Written and directed by: John Cassavetes
Strip it all away, the film validates love as the most important and central thing in the human experience. And love doesn't mean something sentimental and cheap; love means acknowledging the humanity of the other person and not only being willing to acknowledge a humanity, but finding the joy in that. No matter how dark it gets, they have love. Incredible movie. Completely amazing.
Directed by: Alfred Hitchcock | Written by: Alec Coppel and Samuel A. Taylor
Oh my God, forgeddaboutit! The nature of desire is unceasingly complex and multilayered, and the film is about all the trappings of desire. That he could only love her when the idea of her glamour and her social class was what he hoped it would be. When she's Judy, that's not enough for him. She has to be Madeleine. She has to be dressed up. She has to drive that green Rolls. She has to present in a certain way. The idea there, which is so amazing, is that all desire can be reduced to the idea of a fetish. It's fantastic. It's brilliant. I mean, that movie is, like, crazy great. Because desire is the motivator for our behavior, I think anyway.
Directed by: Elia Kazan | Written by: Tennessee Williams and Oscar Saul
It may be the clearest and most essential depiction of human beings' capacity for cruelty, and the need for us to reach outside of our own experience to understand other people. [Philosopher] Hannah Arendt's whole dialogue about Nazis and the banality of evil is about a person unable to look into the soul of another person with any sympathy or empathy whatsoever.

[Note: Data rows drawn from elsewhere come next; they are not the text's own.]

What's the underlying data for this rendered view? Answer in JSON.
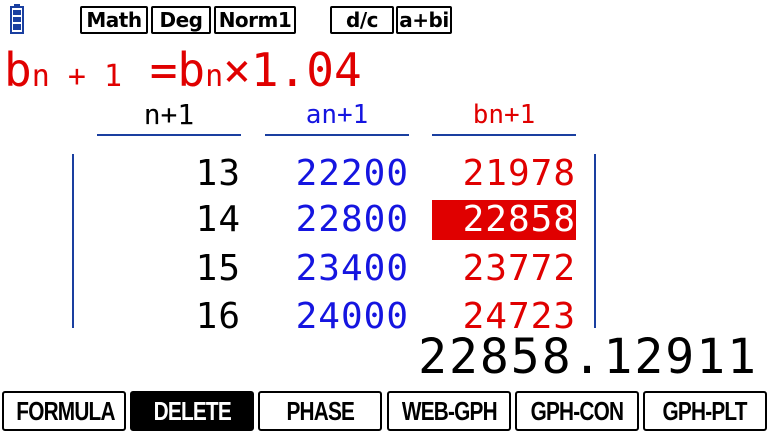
{
  "status_bar": {
    "battery_icon": "battery-icon",
    "modes": [
      "Math",
      "Deg",
      "Norm1",
      "d/c",
      "a+bi"
    ]
  },
  "formula": {
    "lhs_base": "b",
    "lhs_sub": "n + 1",
    "equals": " =",
    "rhs_base": "b",
    "rhs_sub": "n",
    "rhs_rest": "×1.04"
  },
  "table": {
    "headers": [
      "n+1",
      "an+1",
      "bn+1"
    ],
    "rows": [
      {
        "n": "13",
        "a": "22200",
        "b": "21978"
      },
      {
        "n": "14",
        "a": "22800",
        "b": "22858"
      },
      {
        "n": "15",
        "a": "23400",
        "b": "23772"
      },
      {
        "n": "16",
        "a": "24000",
        "b": "24723"
      }
    ],
    "selected_row": 1,
    "selected_column": "b"
  },
  "result_value": "22858.12911",
  "function_keys": [
    {
      "label": "FORMULA",
      "active": false
    },
    {
      "label": "DELETE",
      "active": true
    },
    {
      "label": "PHASE",
      "active": false
    },
    {
      "label": "WEB-GPH",
      "active": false
    },
    {
      "label": "GPH-CON",
      "active": false
    },
    {
      "label": "GPH-PLT",
      "active": false
    }
  ],
  "colors": {
    "red": "#e00000",
    "blue": "#1515e0",
    "frame": "#1a3fa0",
    "black": "#000000"
  }
}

And that's the challenge we face as human beings. And that's what Tennessee Williams gets, and Kazan gets, and Vivien Leigh gets, and Brando gets. That DuBois has a soul that matters. Even if she's a flawed person, which we know she is, her psyche is so delicate. And yet, the world will crush her. It's very powerful, and it speaks to the need for some measure of compassion. That moves me very much.

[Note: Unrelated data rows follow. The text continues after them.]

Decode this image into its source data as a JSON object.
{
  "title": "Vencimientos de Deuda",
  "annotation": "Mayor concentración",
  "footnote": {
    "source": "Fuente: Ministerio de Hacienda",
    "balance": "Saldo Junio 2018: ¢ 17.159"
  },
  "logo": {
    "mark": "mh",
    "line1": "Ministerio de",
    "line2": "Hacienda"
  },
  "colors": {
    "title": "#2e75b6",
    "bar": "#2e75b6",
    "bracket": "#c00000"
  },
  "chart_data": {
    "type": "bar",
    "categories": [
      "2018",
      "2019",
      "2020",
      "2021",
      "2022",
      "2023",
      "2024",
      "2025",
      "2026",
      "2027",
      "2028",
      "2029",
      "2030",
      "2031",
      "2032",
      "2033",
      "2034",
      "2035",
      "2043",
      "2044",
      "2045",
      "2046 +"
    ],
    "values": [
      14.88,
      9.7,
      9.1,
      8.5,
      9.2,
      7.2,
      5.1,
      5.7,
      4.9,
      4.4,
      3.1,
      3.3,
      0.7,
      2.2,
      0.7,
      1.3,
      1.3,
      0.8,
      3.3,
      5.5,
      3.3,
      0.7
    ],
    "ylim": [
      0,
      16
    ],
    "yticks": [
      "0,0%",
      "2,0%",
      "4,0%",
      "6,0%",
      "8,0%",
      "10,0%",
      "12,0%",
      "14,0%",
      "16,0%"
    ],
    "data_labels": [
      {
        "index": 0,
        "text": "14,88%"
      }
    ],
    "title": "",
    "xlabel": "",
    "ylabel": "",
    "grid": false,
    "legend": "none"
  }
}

Directed by: François Truffaut | Written by: François Truffaut and Marcel Moussy
It humanizes and renders complex a boy, and does not treat the boy as an object of bogus innocence or as an empty vessel for experience. But rather, that he has a soul worth contemplating and paying attention to. In a way, he has his own mythic journey. It's kind of amazing for a movie about a kid. I don't know many other movies that are like that.
Truffaut himself talked a lot about a movie called Zero for Conduct by Jean Vigo, which is only about 40 minutes long. Jean Vigo only made a handful of pictures and then died in the early 1930s in France. I went back to look at it myself, and Zero for Conduct was quite beautiful. But even that movie does not delve into the nuanced nature of cognitive dissonance for a boy. That's what 400 Blows gave to us. You were able to see different sides to what it meant to be him at that age.
And of course, that ending. That ending is unceasingly curious, and disturbing, and open, and ambiguous. Obviously, if you know his story, you know that he went on to become a legendary movie director. But, just as a work of art on its own, the ending has such an incredible impact. I showed that to my children — it was the first movie we watched in lockdown, and we watched like 150 — and even my 11-year-old thought it was the greatest thing he'd ever seen. Because it says that kid matters in the world. Now, the grown-ups don't think the kid matters, but the movie says the kid matters. And that's everything.